A 5.30-g lead bullet traveling at 390 m/s is stopped by a large tree. If half the kinetic energy of the bullet is transformed into internal energy and remains with the bullet while the other half is transmitted to the tree, what is the increase in temperature of the bullet?
KE=mv²/2
½KE=mcΔT
ΔT= KE/2mc= mv²/4mc=
= v²/4c=390²/4•130=292.5℃
To calculate the increase in temperature of the bullet, we need to use the equation:
Q = mcΔT,
where Q is the heat absorbed by the bullet, m is the mass of the bullet, c is the specific heat capacity of lead, and ΔT is the change in temperature.
First, let's find the initial kinetic energy of the bullet:
KE = (1/2)mv²,
where m is the mass of the bullet and v is its velocity.
Given:
Mass of the bullet (m) = 5.30 g (convert to kg: 0.0053 kg)
Velocity of the bullet (v) = 390 m/s
Calculating the initial kinetic energy:
KE = (1/2)(0.0053 kg)(390 m/s)²
= 0.5 * 0.0053 kg * (390 m/s)²
= 5.12585 J (rounded to 5.13 J)
Since half of the kinetic energy is transformed into internal energy, the heat absorbed by the bullet can be written as:
Q = (1/2) KE
Q = (1/2) * 5.13 J
= 2.565 J (rounded to 2.57 J)
Next, we need to calculate the specific heat capacity of lead (c).
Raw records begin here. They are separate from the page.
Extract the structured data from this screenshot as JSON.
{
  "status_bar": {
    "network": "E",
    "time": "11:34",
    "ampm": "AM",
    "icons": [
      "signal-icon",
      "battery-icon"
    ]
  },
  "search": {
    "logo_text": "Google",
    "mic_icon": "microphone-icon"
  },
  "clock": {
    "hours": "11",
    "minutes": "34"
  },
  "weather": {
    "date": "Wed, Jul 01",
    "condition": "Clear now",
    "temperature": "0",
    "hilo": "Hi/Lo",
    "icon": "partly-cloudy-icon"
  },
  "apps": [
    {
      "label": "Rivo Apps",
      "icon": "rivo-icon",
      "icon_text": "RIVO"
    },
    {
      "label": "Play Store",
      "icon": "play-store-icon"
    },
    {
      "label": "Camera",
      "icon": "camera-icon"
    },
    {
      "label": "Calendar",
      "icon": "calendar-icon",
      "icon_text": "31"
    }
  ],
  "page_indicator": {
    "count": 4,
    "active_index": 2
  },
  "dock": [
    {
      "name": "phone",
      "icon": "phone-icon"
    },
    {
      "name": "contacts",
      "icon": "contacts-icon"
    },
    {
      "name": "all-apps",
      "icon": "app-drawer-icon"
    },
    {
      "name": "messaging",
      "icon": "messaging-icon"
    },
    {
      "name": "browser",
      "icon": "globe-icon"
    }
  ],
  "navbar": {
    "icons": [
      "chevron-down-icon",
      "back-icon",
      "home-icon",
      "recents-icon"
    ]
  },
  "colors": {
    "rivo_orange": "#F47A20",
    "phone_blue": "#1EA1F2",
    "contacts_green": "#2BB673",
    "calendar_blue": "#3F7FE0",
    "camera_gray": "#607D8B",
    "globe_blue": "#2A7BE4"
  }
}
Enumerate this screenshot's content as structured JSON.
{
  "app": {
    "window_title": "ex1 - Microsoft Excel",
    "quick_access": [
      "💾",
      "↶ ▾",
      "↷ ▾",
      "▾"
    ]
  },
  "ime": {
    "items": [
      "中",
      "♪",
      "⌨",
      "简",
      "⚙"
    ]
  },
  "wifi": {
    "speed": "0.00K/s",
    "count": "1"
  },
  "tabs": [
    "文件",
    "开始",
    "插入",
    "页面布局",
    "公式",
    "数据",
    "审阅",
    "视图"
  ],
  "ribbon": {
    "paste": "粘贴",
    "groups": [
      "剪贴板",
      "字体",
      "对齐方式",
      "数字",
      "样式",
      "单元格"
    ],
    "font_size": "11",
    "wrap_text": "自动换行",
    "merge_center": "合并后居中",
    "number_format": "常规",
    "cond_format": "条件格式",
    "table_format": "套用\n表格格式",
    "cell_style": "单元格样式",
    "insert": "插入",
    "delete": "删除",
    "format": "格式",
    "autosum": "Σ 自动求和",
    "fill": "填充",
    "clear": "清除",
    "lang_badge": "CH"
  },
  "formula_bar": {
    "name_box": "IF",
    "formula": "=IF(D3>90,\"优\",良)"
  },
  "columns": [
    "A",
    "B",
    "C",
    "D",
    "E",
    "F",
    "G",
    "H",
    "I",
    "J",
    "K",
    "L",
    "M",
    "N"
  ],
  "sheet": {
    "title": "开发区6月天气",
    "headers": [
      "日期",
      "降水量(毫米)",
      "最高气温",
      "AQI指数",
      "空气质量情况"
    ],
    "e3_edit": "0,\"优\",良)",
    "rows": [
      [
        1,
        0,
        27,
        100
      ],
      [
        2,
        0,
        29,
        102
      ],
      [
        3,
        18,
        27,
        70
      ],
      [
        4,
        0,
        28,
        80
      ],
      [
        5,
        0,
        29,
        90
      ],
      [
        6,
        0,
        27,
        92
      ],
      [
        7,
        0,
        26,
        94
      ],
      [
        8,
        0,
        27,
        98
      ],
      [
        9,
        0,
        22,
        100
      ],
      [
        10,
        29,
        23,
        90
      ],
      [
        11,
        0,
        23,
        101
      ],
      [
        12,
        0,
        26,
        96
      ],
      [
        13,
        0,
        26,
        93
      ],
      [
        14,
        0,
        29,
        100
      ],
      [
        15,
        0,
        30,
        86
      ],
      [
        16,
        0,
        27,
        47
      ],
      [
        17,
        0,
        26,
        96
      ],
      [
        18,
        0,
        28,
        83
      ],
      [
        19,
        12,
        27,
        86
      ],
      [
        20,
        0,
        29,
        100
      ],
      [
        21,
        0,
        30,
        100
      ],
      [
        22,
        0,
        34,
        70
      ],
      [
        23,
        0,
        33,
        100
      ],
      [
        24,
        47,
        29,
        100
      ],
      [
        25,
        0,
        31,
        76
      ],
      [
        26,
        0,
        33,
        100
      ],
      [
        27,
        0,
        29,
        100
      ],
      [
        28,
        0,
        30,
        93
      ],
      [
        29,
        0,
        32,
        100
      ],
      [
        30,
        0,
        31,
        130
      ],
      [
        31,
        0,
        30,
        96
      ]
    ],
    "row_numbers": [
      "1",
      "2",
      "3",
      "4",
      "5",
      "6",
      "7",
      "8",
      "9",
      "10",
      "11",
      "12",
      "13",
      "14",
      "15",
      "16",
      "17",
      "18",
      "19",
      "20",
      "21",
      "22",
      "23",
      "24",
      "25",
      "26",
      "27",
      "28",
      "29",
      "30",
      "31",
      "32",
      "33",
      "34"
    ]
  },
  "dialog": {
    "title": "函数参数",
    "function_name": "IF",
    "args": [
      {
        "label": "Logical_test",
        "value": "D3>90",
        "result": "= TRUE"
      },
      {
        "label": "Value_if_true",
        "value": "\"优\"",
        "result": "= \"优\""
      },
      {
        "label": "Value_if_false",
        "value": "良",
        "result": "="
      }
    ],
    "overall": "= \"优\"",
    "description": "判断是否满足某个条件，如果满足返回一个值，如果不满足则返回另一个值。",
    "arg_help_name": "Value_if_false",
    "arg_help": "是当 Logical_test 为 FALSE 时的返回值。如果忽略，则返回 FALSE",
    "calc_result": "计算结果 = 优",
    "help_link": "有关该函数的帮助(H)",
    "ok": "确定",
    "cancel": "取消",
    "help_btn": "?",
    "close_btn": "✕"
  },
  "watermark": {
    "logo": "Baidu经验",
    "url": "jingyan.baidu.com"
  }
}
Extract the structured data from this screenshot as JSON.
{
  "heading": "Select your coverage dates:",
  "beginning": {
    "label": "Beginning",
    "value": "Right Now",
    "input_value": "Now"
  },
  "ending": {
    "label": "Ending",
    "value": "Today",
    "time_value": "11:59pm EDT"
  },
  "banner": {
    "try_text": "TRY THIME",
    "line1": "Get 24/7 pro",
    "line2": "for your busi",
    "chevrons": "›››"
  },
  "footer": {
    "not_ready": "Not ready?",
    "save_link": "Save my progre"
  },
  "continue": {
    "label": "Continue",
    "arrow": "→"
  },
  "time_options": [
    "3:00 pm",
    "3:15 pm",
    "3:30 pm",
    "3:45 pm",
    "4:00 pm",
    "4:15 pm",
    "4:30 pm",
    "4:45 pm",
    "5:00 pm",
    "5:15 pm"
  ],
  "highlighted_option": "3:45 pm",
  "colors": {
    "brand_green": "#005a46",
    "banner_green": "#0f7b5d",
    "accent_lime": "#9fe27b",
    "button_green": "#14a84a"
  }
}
The specific heat capacity of lead is approximately 128 J/kg·K.
Now we can rearrange the formula:
Q = mcΔT
To find ΔT, we rearrange the equation as follows:
ΔT = Q / mc
Substituting the values:
ΔT = (2.57 J) / (0.0053 kg * 128 J/kg·K)
= 2.57 J / 0.6784 J/K
≈ 3.79 K
Therefore, the increase in the temperature of the bullet is approximately 3.79 degrees Celsius.